Der designierte neue Landshuter Oberbürgermeister Dr. Thomas Haslinger (CSU/Mitte) mit dem scheidenden Amtsinhaber Alexander Putz (CSU/links) und dem knapp unterlegenen Stichwahl-Bewerber Christoph Rabl (Grüne)
Landshut. Dr. Thomas Haslinger (CSU) wird zum 1. Mai 2026 neuer Oberbürgermeister der niederbayerischen Bezirkshauptstadt Landshut. Der 39-Jährige, der derzeit als Zweiter Bürgermeister fungiert, setzte sich am Sonntag in der Stichwahl mit 52,5 Prozent der Stimmen gegen seinen Grünen-Mitbewerber Christoph Rabl durch, der 47,5 Prozent erreichte.

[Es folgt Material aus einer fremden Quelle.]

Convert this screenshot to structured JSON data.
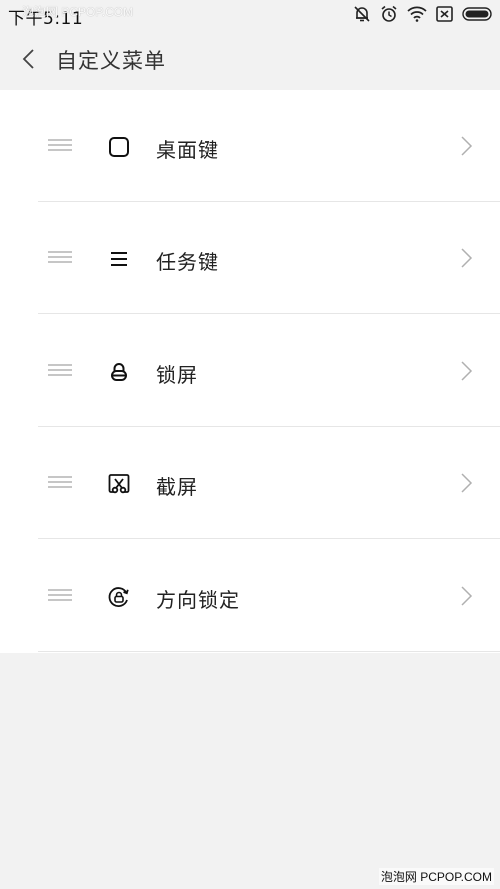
{
  "status_bar": {
    "time": "下午5:11",
    "watermark": "泡泡网 PCPOP.COM",
    "icons": [
      "alarm-off-icon",
      "alarm-clock-icon",
      "wifi-icon",
      "sim-blocked-icon",
      "battery-icon"
    ]
  },
  "header": {
    "back_icon": "chevron-left-icon",
    "title": "自定义菜单"
  },
  "menu_items": [
    {
      "label": "桌面键",
      "icon": "rounded-square-icon"
    },
    {
      "label": "任务键",
      "icon": "menu-lines-icon"
    },
    {
      "label": "锁屏",
      "icon": "padlock-icon"
    },
    {
      "label": "截屏",
      "icon": "screenshot-scissors-icon"
    },
    {
      "label": "方向锁定",
      "icon": "rotation-lock-icon"
    }
  ],
  "footer": {
    "watermark": "泡泡网 PCPOP.COM"
  },
  "colors": {
    "background": "#f2f2f2",
    "list_background": "#ffffff",
    "text": "#222222",
    "divider": "#e6e6e6",
    "handle": "#c6c6c6",
    "chevron": "#b0b0b0"
  }
}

Haslinger wird damit Nachfolger des scheidenden Oberbürgermeisters Alexander Putz (CSU), der das Amt seit 2017 innehatte und nicht erneut kandidiert hatte. Die Wahlbeteiligung lag bei 43,6 Prozent und damit rund acht Prozentpunkte niedriger als beim ersten Wahlgang am 8. März.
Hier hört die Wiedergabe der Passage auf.